Whatever could bring Karl Rove to an auditorium at West Henderson High School?

The White House senior advisor and deputy chief of staff won thunderous applause and standing ovations with a short appearance at the April 28 convention off the 11th District Republican Party.

The GOP’s district party chairman David Sawyer told the crowd that all he had to do was ask for Rove to visit, and the man sometimes known as “Bush’s Brain” responded with a “yes.”

But the appearance also signals an increased focus by national-level Republicans on the district, which combines parts of 15 counties, including Buncombe, Henderson and Madison, in the wake of Rep. Heath Shuler‘s 2006 election. “I think there is interest at the White House in this district,” Sawyer said. “This is still a majority Democrat-registered district,” he allowed, before asserting that “it is a Republican district.”

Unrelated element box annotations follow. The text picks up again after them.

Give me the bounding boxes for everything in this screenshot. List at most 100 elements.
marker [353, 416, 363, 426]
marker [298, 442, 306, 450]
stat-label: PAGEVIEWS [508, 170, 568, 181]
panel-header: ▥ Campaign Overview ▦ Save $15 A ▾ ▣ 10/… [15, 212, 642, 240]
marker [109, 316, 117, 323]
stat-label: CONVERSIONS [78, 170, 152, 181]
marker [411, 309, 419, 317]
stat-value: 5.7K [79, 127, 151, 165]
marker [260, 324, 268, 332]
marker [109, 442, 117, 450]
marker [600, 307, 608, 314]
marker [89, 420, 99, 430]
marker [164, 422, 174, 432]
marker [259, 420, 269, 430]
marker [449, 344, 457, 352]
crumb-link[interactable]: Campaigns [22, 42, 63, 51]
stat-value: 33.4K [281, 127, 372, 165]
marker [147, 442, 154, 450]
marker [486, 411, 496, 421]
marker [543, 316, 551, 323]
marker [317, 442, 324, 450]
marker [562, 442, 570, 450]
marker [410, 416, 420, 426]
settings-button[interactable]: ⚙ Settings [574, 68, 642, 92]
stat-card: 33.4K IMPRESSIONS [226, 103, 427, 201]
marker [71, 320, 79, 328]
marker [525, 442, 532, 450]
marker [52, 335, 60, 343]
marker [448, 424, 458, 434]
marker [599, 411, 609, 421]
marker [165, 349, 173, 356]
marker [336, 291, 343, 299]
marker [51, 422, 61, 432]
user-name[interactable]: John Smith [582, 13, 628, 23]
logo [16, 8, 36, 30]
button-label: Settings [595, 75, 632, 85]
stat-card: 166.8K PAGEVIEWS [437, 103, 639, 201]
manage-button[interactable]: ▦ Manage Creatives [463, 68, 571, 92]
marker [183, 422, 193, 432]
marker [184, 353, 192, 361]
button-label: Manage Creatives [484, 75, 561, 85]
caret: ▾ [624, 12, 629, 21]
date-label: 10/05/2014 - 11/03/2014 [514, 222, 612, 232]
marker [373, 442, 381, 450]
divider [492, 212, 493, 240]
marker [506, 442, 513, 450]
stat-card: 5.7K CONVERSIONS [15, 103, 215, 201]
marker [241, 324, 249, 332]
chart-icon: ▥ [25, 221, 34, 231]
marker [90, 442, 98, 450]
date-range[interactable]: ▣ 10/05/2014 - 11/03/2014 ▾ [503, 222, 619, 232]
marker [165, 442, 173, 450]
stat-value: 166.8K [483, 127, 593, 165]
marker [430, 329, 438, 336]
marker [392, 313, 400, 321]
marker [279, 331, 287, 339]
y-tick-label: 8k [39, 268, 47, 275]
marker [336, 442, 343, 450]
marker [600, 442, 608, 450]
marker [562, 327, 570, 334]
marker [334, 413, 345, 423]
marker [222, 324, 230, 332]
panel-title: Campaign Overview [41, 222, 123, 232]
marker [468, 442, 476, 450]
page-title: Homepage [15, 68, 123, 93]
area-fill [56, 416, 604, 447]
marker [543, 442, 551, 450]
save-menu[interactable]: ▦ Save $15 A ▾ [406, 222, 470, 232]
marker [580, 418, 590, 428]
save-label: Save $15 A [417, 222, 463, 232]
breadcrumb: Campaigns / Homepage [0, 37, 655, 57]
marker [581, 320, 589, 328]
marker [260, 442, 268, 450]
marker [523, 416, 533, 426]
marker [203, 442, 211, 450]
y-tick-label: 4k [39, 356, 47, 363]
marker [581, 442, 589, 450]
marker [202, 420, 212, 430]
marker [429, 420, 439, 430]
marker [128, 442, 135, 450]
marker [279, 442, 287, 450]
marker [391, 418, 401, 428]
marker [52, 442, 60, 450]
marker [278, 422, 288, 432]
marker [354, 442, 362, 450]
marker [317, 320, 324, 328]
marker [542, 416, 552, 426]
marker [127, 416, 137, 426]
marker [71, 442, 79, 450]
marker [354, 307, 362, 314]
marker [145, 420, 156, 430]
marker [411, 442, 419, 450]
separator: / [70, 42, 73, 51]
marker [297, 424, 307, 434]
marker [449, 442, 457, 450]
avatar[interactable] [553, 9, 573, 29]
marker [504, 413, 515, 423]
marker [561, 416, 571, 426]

Rove spoke to hot-button issues like taxation and the move to withdraw troops from Iraq. Regarding the war, Rove said Democrats are “mandating failure rather than giving this a chance to work.”

Other points Rove made seemed cribbed from the official Republican playbook on national affairs, such as: “We have to fight them there so we don’t have to fight them again here,” and “[The troops] don’t need General Pelosi telling them how to win the war.”

As for the move by Congressional Democrats to submit a timeline for leaving Iraq, Rove reiterated what President Bush has said: “He’s got a veto pen,” Rove said. “It’s dead on arrival as long as George W. Bush is in the White House.”

Rove finished with a call for more volunteers in North Carolina to buck up the efforts to regain congressional seats. “I’m here today for a reason,” he said. “I want to see a Republican House of Representatives.”

Regarding Shuler’s seat, Rove mourned the ousting of former Rep. Charles Taylor and said that Shuler’s first 100 days “feels more like 100 years.”

All in all, it was typical of the kind of speech a high-ranking politician makes to his base, confirming party-line beliefs and reinforcing the confidence of GOP voters.

When an Xpress photographer laid his cameras on the concrete for a once-over by a Secret Service dog, he asked what the canine was sniffing for. “Democrats!” replied a passing woman before she and her friend broke into laughter and walked away.